February 14, 2014
Never live with Ernest Hemingway
by Kirsten Reach
Oh, did you need to spit out that gum? Don’t worry, Ernest Hemingway has a wrapper you can borrow.
Hemingway was a notorious pack rat: an archivist’s dream and a roommate’s worst nightmare. Among the car insurance papers for his Plymouth station wagon, passport photos, bull fighting tickets and telegrams, you’ll also find puzzle pieces of his novels and stories.
There are also more significant items, like the secret files from his work as a war correspondent during the Battle of the Bulge, including daily recordings of the troops’ movements, and the telegram that informed him he won the Nobel Prize in 1954.
We may have mentioned last May that this collection was delivered to the JFK Library. This week, a collection of 2,000 items was released to the public through the Library. Jenny Phillips, who is Maxwell Perkins‘s granddaughter—who founded the Finca Vigia Foundation in 2004 to preserve Hemingway’s papers—was the one who negotiated with Cuba to bring these papers from Havana to the U.S.
“Because of the political situation between the two countries, the Cubans held on very fast to what they had there. I think this is an extraordinary, one-of-a-kind collaboration between the two countries,” Philips told Brett Zonker of the Associated Press.
There are some gems worth exploring. In one heartfelt telegram from 1940, writer Archibald MacLeish sends a big compliment for For Whom the Bell Tolls. “The word great had stopped meaning anything in this language until your book. You have given it all its meaning back. I’m proud to have shared any part of your sky.”
Another compliment via telegram, this one from Ingrid Bergman after Hemingway received the Nobel Prize: “THE SWEDES ARENT SO DUMB AFTER ALL.”
Other papers have less historic value, but still provide, uh, inspiration for readers. Papa’s favorite burger recipe has Eric Vilas-Boas of Esquire particularly excited, and Cheryl Lu-Lien Tran of The Paris Review offers ways to recreate the ingredients that are no longer available.

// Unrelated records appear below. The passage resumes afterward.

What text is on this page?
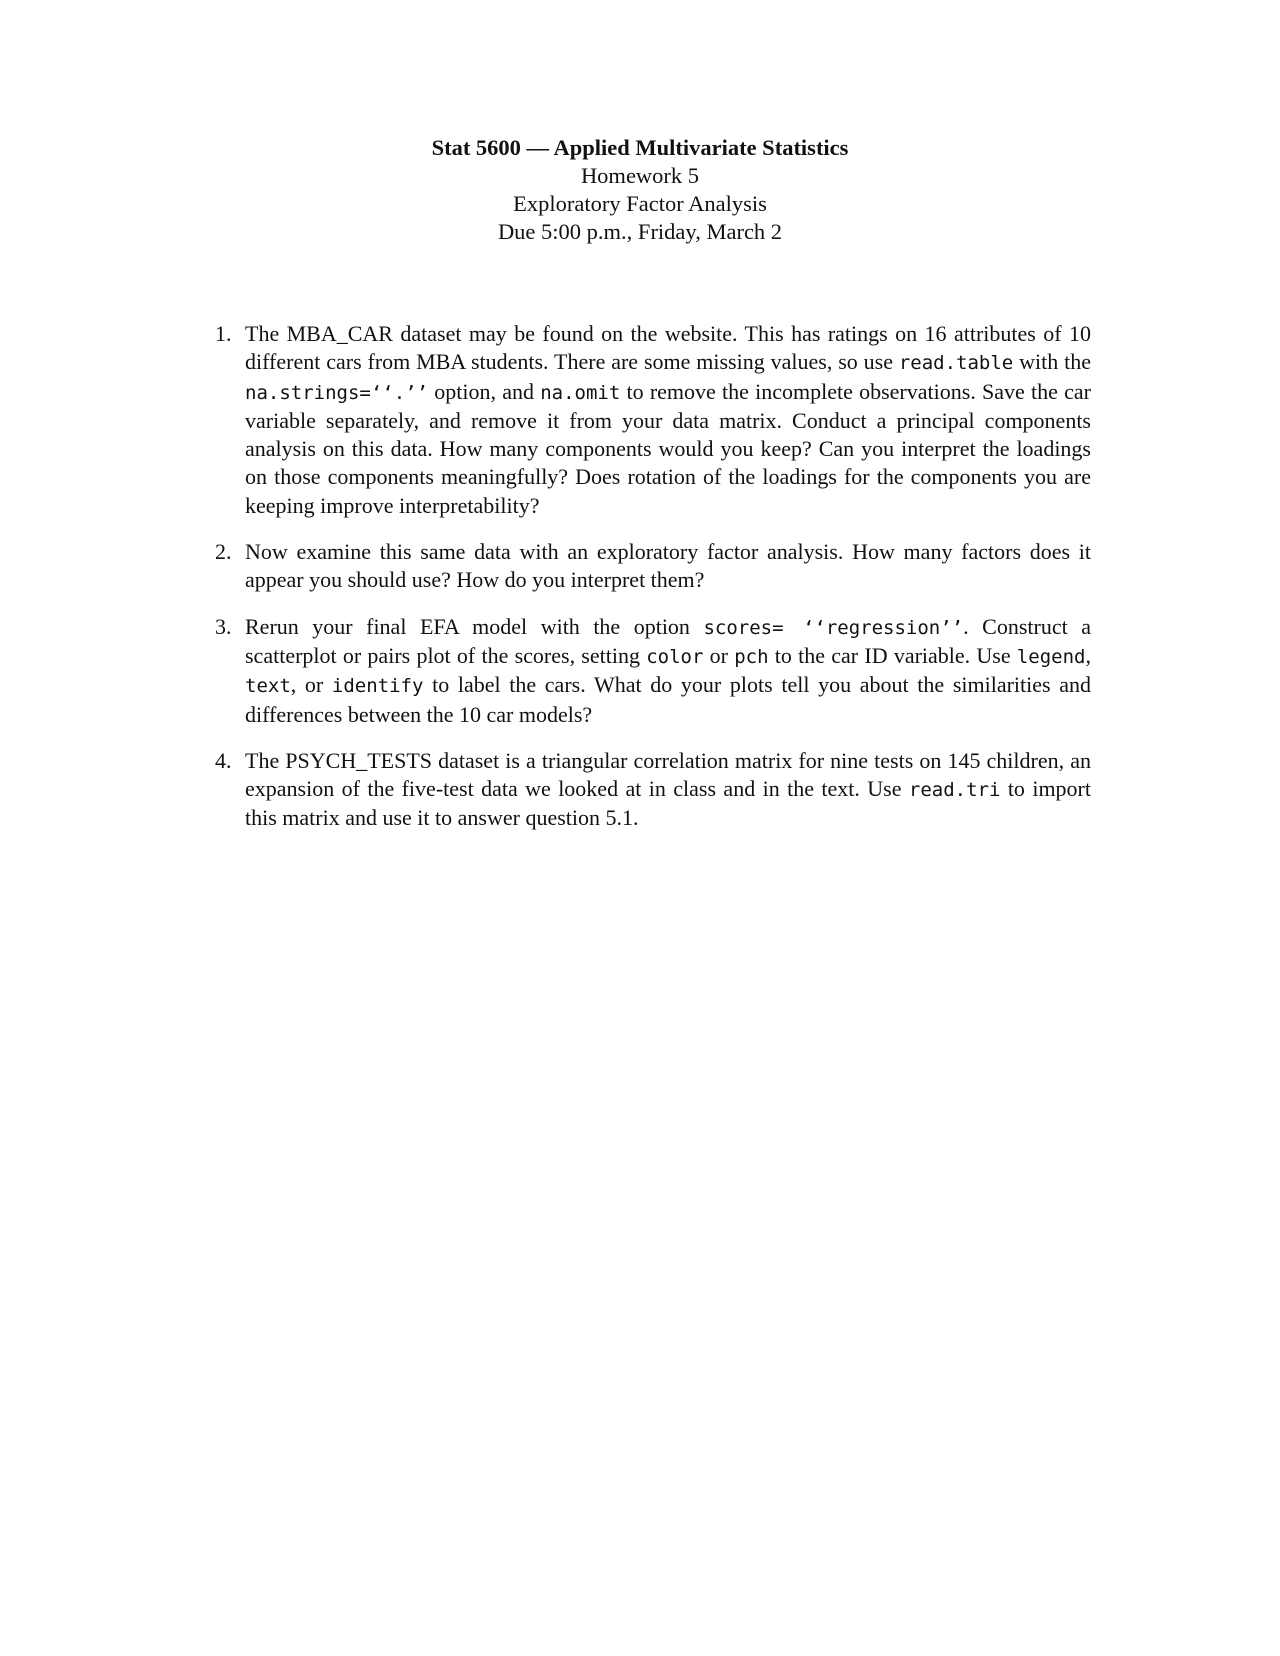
Stat 5600 — Applied Multivariate Statistics

Homework 5

Exploratory Factor Analysis

Due 5:00 p.m., Friday, March 2

1. The MBA_CAR dataset may be found on the website. This has ratings on 16 attributes of 10 different cars from MBA students. There are some missing values, so use read.table with the na.strings=‘‘.’’ option, and na.omit to remove the incomplete observations. Save the car variable separately, and remove it from your data matrix. Conduct a principal components analysis on this data. How many components would you keep? Can you interpret the loadings on those components meaningfully? Does rotation of the loadings for the components you are keeping improve interpretability?
2. Now examine this same data with an exploratory factor analysis. How many factors does it appear you should use? How do you interpret them?
3. Rerun your final EFA model with the option scores= ‘‘regression’’. Construct a scatterplot or pairs plot of the scores, setting color or pch to the car ID variable. Use legend, text, or identify to label the cars. What do your plots tell you about the similarities and differences between the 10 car models?
4. The PSYCH_TESTS dataset is a triangular correlation matrix for nine tests on 145 children, an expansion of the five-test data we looked at in class and in the text. Use read.tri to import this matrix and use it to answer question 5.1.
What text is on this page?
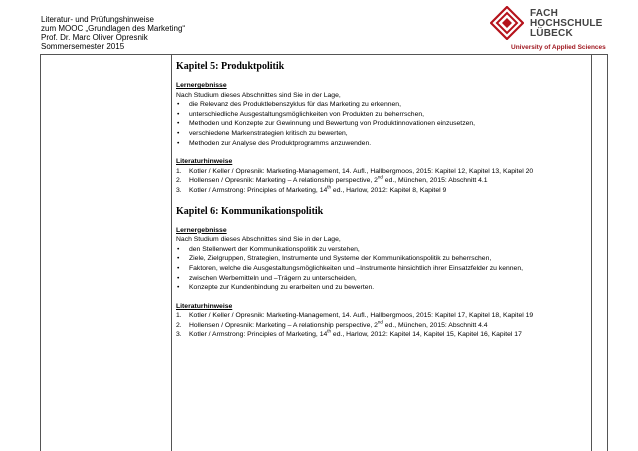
Literatur- und Prüfungshinweise
zum MOOC „Grundlagen des Marketing“
Prof. Dr. Marc Oliver Opresnik
Sommersemester 2015
FACH
HOCHSCHULE
LÜBECK
University of Applied Sciences
Kapitel 5: Produktpolitik
Lernergebnisse
Nach Studium dieses Abschnittes sind Sie in der Lage,
• die Relevanz des Produktlebenszyklus für das Marketing zu erkennen,
• unterschiedliche Ausgestaltungsmöglichkeiten von Produkten zu beherrschen,
• Methoden und Konzepte zur Gewinnung und Bewertung von Produktinnovationen einzusetzen,
• verschiedene Markenstrategien kritisch zu bewerten,
• Methoden zur Analyse des Produktprogramms anzuwenden.
Literaturhinweise
1. Kotler / Keller / Opresnik: Marketing-Management, 14. Aufl., Hallbergmoos, 2015: Kapitel 12, Kapitel 13, Kapitel 20
2. Hollensen / Opresnik: Marketing – A relationship perspective, 2nd ed., München, 2015: Abschnitt 4.1
3. Kotler / Armstrong: Principles of Marketing, 14th ed., Harlow, 2012: Kapitel 8, Kapitel 9
Kapitel 6: Kommunikationspolitik
Lernergebnisse
Nach Studium dieses Abschnittes sind Sie in der Lage,
• den Stellenwert der Kommunikationspolitik zu verstehen,
• Ziele, Zielgruppen, Strategien, Instrumente und Systeme der Kommunikationspolitik zu beherrschen,
• Faktoren, welche die Ausgestaltungsmöglichkeiten und –Instrumente hinsichtlich ihrer Einsatzfelder zu kennen,
• zwischen Werbemitteln und –Trägern zu unterscheiden,
• Konzepte zur Kundenbindung zu erarbeiten und zu bewerten.
Literaturhinweise
1. Kotler / Keller / Opresnik: Marketing-Management, 14. Aufl., Hallbergmoos, 2015: Kapitel 17, Kapitel 18, Kapitel 19
2. Hollensen / Opresnik: Marketing – A relationship perspective, 2nd ed., München, 2015: Abschnitt 4.4
3. Kotler / Armstrong: Principles of Marketing, 14th ed., Harlow, 2012: Kapitel 14, Kapitel 15, Kapitel 16, Kapitel 17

“He was meticulous in all ways, deeply involved in every detail of daily life,” said Sandra Spanier, an English professor at Pennsylvania State University and general editor of the Hemingway Letters Project. “While there’s no one single bombshell document, no long-lost novel to be discovered here, these new details add texture and nuance to our understanding of the man. Hemingway was an eyewitness to 20th century history. His work both reflected his times and, in a way, shaped his times.”
In related news, a new Hemingway app is available if you’re interested in cleaning up your prose. But Ian Crouch reports that many of Hemingway’s best paragraphs hardly pass muster by Hemingway’s standards, so take heart if the algorithm thinks you’re using too many adjectives.
Kirsten Reach is an editor at Melville House.